Since this is such a politically contentious issue, these findings are likely to spark a lot of posturing and debate. So it’s worth trying to put them in context. As I discussed in a prior post, we now have at least preliminary results from three randomized experimental evaluations of merit pay in the U.S., the first contemporary, high-quality evidence of its kind. This Nashville report and the two previously-released studies – one from Chicago and one from New York City’s schoolwide bonus program – reached the same conclusion: Performance bonuses for teachers have little or no discernable effect on student test scores.
Although the NYC and Chicago findings are preliminary (the evaluations are still in progress), the NYC program provides schoolwide and not individual bonuses, and one additional study (Round Rock, Tex.) is yet to be released, the three already-released reports do represent a fairly impressive, though still very tentative, body of evidence on merit pay’s utility as a means to improve test scores.
And at this point, it’s a good bet that, when all the evaluations are final and the smoke has cleared, we will have to conclude that performance bonuses are, at the very least, a very unpromising policy for producing short-term test score gains.
So, what does all this mean? There will be the predictable denials and overreactions at the extremes. Merit pay supporters will likely offer methodological criticisms or say that the results are meaningless because they miss the “real issues.” Opponents will use the results to argue that the very idea of performance pay is anathema to improving public education.
And both arguments have at least some merit.
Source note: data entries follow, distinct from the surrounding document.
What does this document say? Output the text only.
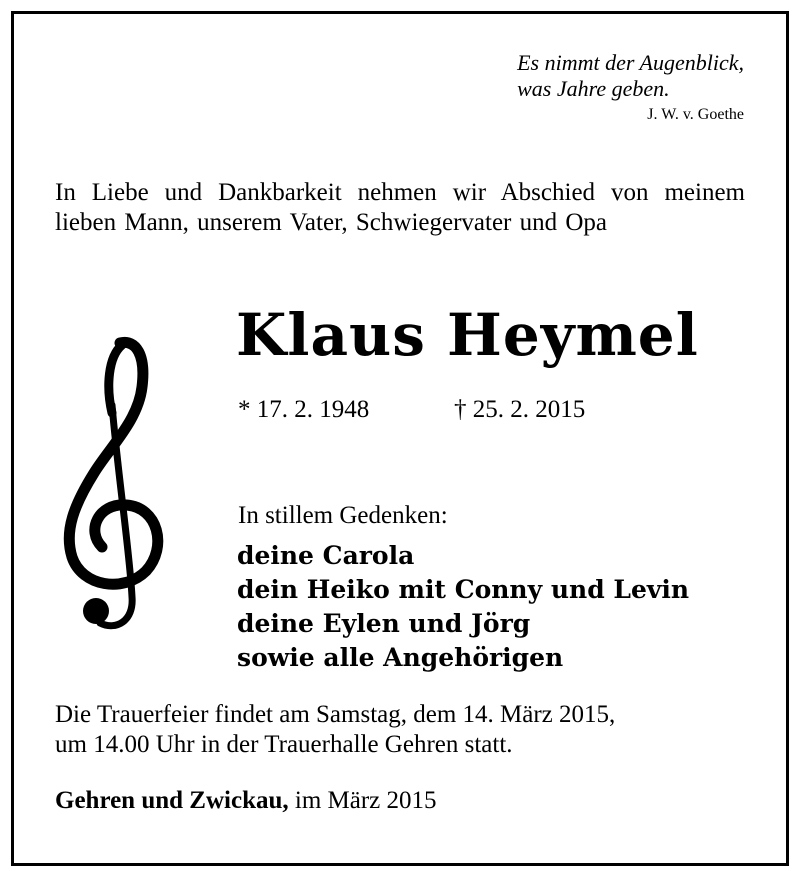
Es nimmt der Augenblick,
was Jahre geben.
J. W. v. Goethe
In Liebe und Dankbarkeit nehmen wir Abschied von meinem lieben Mann, unserem Vater, Schwiegervater und Opa
Klaus Heymel
* 17. 2. 1948	† 25. 2. 2015
In stillem Gedenken:
deine Carola
dein Heiko mit Conny und Levin
deine Eylen und Jörg
sowie alle Angehörigen
Die Trauerfeier findet am Samstag, dem 14. März 2015,
um 14.00 Uhr in der Trauerhalle Gehren statt.
Gehren und Zwickau, im März 2015
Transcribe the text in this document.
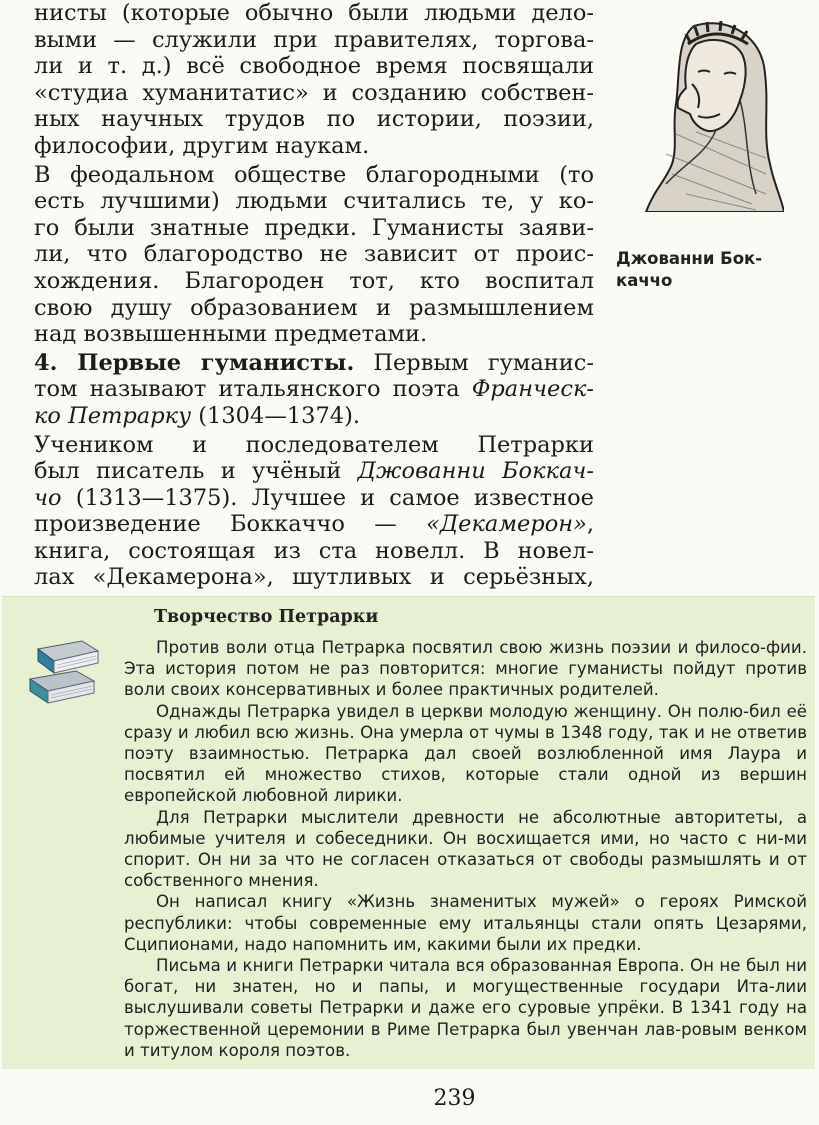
нисты (которые обычно были людьми дело-
выми — служили при правителях, торгова-
ли и т. д.) всё свободное время посвящали
«студиа хуманитатис» и созданию собствен-
ных научных трудов по истории, поэзии,
философии, другим наукам.
В феодальном обществе благородными (то
есть лучшими) людьми считались те, у ко-
го были знатные предки. Гуманисты заяви-
ли, что благородство не зависит от проис-
хождения. Благороден тот, кто воспитал
свою душу образованием и размышлением
над возвышенными предметами.
4. Первые гуманисты. Первым гуманис-
том называют итальянского поэта Франческ-
ко Петрарку (1304—1374).
Учеником и последователем Петрарки
был писатель и учёный Джованни Боккач-
чо (1313—1375). Лучшее и самое известное
произведение Боккаччо — «Декамерон»,
книга, состоящая из ста новелл. В новел-
лах «Декамерона», шутливых и серьёзных,
Джованни Бок-
каччо
Творчество Петрарки

Против воли отца Петрарка посвятил свою жизнь поэзии и филосо-фии. Эта история потом не раз повторится: многие гуманисты пойдут против воли своих консервативных и более практичных родителей.

Однажды Петрарка увидел в церкви молодую женщину. Он полю-бил её сразу и любил всю жизнь. Она умерла от чумы в 1348 году, так и не ответив поэту взаимностью. Петрарка дал своей возлюбленной имя Лаура и посвятил ей множество стихов, которые стали одной из вершин европейской любовной лирики.

Для Петрарки мыслители древности не абсолютные авторитеты, а любимые учителя и собеседники. Он восхищается ими, но часто с ни-ми спорит. Он ни за что не согласен отказаться от свободы размышлять и от собственного мнения.

Он написал книгу «Жизнь знаменитых мужей» о героях Римской республики: чтобы современные ему итальянцы стали опять Цезарями, Сципионами, надо напомнить им, какими были их предки.

Письма и книги Петрарки читала вся образованная Европа. Он не был ни богат, ни знатен, но и папы, и могущественные государи Ита-лии выслушивали советы Петрарки и даже его суровые упрёки. В 1341 году на торжественной церемонии в Риме Петрарка был увенчан лав-ровым венком и титулом короля поэтов.

239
Test scores aren’t the only thing that matters (though you wouldn’t know it from listening to the way people talk). Other outcomes, both desired (more capable people pursuing teaching, higher retention) and undesired (narrowing the curriculum, more turnover), will most likely require more than a few years to manifest themselves. Moreover, it’s possible that these other outcomes, once they pick up steam, might generate test score changes over the longer-term.
On the other hand, those who wage war on the accountability battlefield must also take their lumps on it. The best experimental evaluation in U.S. history, which took five years and cost millions of dollars, shows that teacher bonuses – as high as $15,000 – did not produce even minimal improvements in students’ scores, and these findings are complemented by preliminary results from two other performance pay programs (one schoolwide) in major cities.
Let’s be honest: Those who criticize current teacher compensation systems argue that the primary factors in these systems (experience and education) are not related to teachers’ ability to boost test scores. For these people, performance incentives should, at least in part, be judged by the same standard – whether they improve scores. They don’t.
More broadly, it may soon be time for us to acknowledge that the massive policy-changing scramble created by Race to the Top was too rushed and prescriptive. Since the time that the RTTT regulations were finalized, with their emphasis on performance incentives and charter schools, red flags have been raised by the best analysis to date on performance incentives (this Nashville study) and one of the best on charter schools.
I’m not sure this evidence would have swayed many minds when the (rather short and limited) debate on RTTT was occurring. But I can say that it would have benefited everyone – from both sides – to have had more evidence in hand before the policies were written into law.